“if thou doest not well, sin lieth at the door.” Gen. 4:7
More bad news. Just when we thought it couldn’t get any worse, it does. Blacksburg has now put itself on the map as the latest and worst of anger gone amok. I am thinking of you with young children. How do you relate this news to them? Some are too small to even ask. Others are terribly perplexed. How is it possible to feel safe anymore? I struggle to think of anything comparable when my children were small.
Security is a deep felt need in us all. Yet events like this reveal how vulnerable we all are to such pointless and random violence. This is terrorism of the worst kind. There seems to be no agenda, no ideological grievance or injustice to blame or to try to understand. It appears to be pure fury unleashed from the troubled soul of a madman. But even worse, it could turn out to be not the rage of a madman in the sense of some deeply deranged lunatic. It could be that he was just an angry man.
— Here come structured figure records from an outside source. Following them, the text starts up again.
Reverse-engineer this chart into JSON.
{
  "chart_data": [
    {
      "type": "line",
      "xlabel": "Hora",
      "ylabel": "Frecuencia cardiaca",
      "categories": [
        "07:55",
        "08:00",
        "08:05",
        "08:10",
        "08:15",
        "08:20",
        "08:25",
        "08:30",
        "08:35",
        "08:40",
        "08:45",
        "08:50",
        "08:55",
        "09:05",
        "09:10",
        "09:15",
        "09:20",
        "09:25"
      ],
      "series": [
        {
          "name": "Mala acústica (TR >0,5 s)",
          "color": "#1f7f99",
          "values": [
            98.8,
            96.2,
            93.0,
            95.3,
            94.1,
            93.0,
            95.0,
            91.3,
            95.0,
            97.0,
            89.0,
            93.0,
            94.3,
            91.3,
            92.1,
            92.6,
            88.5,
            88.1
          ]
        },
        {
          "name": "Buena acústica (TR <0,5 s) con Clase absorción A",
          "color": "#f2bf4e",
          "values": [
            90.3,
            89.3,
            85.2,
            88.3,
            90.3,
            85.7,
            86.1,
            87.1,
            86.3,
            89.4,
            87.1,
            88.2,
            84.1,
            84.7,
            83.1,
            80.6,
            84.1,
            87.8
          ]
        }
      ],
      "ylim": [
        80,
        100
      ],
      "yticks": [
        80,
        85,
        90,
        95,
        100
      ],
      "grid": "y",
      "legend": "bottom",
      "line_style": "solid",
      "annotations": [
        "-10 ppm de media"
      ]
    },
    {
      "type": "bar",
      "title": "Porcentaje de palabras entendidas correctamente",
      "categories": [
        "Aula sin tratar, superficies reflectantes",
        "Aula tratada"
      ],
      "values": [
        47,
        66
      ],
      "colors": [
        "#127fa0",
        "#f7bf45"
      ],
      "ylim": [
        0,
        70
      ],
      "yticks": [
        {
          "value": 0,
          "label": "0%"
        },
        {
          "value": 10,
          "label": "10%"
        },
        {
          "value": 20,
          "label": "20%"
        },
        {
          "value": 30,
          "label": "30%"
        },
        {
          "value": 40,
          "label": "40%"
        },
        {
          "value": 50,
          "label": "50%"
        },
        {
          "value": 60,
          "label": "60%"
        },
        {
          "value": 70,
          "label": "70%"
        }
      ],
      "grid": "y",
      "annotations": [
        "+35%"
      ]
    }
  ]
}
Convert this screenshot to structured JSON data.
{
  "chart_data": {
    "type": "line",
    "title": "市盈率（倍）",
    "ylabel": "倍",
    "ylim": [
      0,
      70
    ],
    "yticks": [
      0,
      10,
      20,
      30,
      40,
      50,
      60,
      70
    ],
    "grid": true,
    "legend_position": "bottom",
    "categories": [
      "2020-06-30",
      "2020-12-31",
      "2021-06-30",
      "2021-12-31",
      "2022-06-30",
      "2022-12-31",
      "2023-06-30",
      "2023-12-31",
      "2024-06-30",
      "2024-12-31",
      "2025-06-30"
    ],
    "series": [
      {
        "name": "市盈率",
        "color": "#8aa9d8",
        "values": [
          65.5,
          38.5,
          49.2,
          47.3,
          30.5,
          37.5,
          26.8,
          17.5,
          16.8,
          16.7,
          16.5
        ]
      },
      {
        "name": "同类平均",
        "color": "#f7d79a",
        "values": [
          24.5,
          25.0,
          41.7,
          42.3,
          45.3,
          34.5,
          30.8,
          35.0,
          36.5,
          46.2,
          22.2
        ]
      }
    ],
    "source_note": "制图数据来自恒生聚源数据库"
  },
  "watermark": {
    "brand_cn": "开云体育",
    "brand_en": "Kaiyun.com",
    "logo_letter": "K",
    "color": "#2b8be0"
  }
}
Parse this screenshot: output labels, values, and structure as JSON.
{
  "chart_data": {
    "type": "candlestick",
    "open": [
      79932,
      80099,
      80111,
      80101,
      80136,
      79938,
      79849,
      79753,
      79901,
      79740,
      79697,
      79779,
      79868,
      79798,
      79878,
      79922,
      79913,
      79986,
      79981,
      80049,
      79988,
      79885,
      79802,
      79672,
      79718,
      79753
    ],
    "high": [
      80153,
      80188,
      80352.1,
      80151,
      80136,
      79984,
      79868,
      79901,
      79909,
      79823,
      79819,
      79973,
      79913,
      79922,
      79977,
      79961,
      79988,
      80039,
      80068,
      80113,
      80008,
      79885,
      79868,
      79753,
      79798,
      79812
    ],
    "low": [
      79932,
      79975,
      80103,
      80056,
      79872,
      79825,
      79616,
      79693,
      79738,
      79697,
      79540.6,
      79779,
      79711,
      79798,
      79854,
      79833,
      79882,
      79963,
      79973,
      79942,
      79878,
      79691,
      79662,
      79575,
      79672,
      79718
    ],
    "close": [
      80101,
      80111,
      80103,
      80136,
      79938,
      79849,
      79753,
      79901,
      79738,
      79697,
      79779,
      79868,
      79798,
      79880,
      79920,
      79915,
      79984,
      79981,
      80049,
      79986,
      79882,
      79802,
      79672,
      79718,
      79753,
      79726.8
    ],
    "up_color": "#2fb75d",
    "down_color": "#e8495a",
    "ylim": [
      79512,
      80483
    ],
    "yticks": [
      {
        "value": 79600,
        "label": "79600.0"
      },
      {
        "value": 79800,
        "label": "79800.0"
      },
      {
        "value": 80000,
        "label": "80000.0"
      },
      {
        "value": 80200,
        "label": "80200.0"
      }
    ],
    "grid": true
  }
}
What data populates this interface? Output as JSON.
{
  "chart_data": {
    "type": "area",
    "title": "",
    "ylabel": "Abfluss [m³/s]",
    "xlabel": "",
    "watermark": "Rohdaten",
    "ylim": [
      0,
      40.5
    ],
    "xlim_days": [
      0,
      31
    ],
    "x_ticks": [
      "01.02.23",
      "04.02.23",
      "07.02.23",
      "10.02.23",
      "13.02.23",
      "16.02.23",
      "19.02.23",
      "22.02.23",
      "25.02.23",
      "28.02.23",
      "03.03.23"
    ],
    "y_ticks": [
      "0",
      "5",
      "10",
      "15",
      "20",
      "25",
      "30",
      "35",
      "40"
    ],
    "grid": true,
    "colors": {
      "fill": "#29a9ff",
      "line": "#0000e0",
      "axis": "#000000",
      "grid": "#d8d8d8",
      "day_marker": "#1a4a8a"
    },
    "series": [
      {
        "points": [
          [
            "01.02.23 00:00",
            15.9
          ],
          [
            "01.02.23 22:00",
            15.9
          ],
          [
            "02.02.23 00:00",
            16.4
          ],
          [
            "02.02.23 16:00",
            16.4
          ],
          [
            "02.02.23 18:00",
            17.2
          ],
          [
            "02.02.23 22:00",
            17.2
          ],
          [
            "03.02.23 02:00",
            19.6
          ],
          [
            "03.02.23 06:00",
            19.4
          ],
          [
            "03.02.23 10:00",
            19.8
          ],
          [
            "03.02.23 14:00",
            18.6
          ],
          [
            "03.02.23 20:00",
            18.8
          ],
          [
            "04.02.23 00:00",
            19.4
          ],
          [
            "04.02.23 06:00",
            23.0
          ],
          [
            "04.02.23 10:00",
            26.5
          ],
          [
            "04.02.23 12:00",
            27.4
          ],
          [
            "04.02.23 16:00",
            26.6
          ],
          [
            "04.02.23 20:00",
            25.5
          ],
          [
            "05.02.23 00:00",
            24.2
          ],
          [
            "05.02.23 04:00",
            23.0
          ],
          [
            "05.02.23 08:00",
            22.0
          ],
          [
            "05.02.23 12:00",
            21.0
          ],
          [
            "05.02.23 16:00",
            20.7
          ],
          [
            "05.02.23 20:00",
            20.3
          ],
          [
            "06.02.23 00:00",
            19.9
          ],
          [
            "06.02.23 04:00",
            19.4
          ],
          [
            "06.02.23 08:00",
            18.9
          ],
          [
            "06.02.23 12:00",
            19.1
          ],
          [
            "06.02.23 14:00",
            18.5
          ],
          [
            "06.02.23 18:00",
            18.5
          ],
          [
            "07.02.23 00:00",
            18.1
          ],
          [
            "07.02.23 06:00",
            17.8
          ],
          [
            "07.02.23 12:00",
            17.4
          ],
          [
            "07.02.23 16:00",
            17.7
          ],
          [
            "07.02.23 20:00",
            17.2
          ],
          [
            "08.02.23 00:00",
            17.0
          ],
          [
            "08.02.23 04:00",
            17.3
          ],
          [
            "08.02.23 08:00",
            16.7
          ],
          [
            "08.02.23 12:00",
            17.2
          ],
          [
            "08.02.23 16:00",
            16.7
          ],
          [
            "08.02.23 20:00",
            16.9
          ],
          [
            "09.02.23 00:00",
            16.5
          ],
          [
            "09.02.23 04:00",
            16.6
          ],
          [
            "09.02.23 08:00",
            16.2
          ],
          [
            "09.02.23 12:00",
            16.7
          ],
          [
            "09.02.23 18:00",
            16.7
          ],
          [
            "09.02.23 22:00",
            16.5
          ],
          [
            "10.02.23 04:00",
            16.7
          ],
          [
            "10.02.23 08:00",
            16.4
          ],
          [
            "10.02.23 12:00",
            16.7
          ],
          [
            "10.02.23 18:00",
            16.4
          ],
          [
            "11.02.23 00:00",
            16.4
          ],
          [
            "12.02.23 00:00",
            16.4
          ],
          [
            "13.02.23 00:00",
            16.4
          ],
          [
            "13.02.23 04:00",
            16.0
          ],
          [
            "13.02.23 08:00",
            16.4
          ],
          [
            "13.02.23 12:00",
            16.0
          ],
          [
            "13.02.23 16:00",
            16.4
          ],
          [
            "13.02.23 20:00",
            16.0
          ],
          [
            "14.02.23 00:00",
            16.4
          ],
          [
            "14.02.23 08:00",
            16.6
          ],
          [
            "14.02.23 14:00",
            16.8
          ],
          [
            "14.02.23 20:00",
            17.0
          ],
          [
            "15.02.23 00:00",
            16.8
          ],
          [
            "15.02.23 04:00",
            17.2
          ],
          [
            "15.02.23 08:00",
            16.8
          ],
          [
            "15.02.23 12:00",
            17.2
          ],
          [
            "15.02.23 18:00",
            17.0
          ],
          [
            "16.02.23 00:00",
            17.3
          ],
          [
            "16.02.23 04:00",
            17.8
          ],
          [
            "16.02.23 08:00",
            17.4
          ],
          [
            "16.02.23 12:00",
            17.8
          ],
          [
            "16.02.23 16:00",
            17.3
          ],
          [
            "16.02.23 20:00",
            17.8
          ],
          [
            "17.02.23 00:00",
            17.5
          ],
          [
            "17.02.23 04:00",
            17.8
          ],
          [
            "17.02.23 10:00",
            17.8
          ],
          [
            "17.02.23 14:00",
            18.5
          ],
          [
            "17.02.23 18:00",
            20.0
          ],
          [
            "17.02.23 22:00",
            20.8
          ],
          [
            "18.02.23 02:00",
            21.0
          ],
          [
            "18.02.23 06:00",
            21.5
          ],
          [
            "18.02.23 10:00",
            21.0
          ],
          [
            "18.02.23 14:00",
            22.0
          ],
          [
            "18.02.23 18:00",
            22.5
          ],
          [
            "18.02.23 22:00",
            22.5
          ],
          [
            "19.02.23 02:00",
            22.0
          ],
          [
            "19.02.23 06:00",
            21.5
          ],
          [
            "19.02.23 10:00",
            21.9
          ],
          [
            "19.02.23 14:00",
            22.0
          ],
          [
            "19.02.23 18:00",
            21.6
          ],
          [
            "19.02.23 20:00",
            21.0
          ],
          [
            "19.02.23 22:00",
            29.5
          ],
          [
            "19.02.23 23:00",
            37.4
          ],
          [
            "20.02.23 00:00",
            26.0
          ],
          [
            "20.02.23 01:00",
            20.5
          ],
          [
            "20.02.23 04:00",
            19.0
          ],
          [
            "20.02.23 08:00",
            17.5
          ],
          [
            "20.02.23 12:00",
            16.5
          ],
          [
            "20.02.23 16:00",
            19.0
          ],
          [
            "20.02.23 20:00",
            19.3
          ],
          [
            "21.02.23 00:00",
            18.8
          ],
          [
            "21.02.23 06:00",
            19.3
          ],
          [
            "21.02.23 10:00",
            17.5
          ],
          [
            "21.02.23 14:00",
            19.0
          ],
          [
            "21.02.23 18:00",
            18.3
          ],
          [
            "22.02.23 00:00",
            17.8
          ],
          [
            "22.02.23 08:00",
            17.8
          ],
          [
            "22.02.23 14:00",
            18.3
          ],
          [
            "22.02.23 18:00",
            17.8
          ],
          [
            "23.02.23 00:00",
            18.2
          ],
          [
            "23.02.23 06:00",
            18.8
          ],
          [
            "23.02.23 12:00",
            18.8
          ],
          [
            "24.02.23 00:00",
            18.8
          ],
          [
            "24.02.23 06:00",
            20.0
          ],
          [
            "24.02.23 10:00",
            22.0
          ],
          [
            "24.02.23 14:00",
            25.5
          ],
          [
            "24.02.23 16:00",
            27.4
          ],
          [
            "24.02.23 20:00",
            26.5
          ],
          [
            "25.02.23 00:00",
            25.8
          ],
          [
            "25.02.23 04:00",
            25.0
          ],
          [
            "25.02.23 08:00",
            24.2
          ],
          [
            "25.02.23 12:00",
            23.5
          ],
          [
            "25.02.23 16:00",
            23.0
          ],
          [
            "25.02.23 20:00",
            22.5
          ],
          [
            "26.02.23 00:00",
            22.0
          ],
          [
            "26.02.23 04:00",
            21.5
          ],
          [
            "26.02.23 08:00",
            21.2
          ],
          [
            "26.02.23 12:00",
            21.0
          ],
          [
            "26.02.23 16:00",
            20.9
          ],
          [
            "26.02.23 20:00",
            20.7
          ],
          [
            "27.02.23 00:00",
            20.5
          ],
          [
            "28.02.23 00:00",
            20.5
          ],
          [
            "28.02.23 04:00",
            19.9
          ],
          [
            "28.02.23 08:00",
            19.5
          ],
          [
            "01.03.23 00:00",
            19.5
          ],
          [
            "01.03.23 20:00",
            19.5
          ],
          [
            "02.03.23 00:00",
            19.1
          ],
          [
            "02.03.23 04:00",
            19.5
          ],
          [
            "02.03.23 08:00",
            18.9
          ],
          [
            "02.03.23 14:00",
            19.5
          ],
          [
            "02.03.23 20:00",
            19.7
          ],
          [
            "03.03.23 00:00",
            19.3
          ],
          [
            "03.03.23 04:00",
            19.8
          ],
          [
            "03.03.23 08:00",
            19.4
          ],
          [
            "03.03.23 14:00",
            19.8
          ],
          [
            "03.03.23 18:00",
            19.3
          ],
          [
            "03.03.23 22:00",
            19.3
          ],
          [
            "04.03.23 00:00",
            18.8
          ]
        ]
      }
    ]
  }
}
Angry young men have been with us ever since Cain slew Abel. But the circles of violence have grown, the means more available, and the precedents established that break old barriers of civility with callous impudence. These cause us to question our society, our culture, and our values as a nation. And so they should. These events do not happen in a vacuum. They are symptoms of forces deep, dark, and disturbing within our civilization as we know it. Hundreds of opinions will be forthcoming shortly reflecting upon causes and solutions by philosophers and columnists alike. It is becoming a tiresome task, however, as we seem to be revisiting this deep, dark well with increasing frequency. Despair at finding an answer is, in itself, a symptom of our arrival in some perplexing new age.
My nominee for an explanation to this deadly scourge of disasters upon our national stage of horrors is simply that we have forgotten God, which Solzhenitsyn once said propelled Russia’s slide into Communism’s dark age. How many of these mass killers are children of the age; aimless, detached from normal families, seekers of meaning in a material culture, suckled by the exciting panoply of virtual media violence, and most significantly, totally devoid of sexual mores which lead them into destructive relationships that collapse of their own dead weight? I vote that lesson one is that there is no such thing as victimless sin. Somewhere, someplace, bad choices will bring forth bad fruit that kill and destroy and stink up the neighborhood with the smells of decay. It is true for our culture and true for us as middle class Christians. Secondly, ideas have consequences. Moral relativism breeds a revolution whose offspring will self-destruct and take the innocent with them. Sin destroys and the resulting destruction can ignite anger that knows no bounds.
The reports I am hearing indicate that our younger generation is playing at sin with frightful ferocity especially in the area of intimate relationships. This is true within the church and without. I continue to believe that God’s laws were planted in our midst for our own protection and not simply to spoil our fun. It is our duty to testify to that truth, uphold the law without embarrassment, and name sin for what it is. We must share the bad news before the good news of God’s love and forgiveness makes any sense. I am becoming convinced that this is an important step if we are to reach a generation which has lost its sense of shame. In the meantime, living in this increasingly insecure world demands we stay prayed up each day and rejoice in each day’s blessing of life. Life is worth living, and death only promotes us to glory.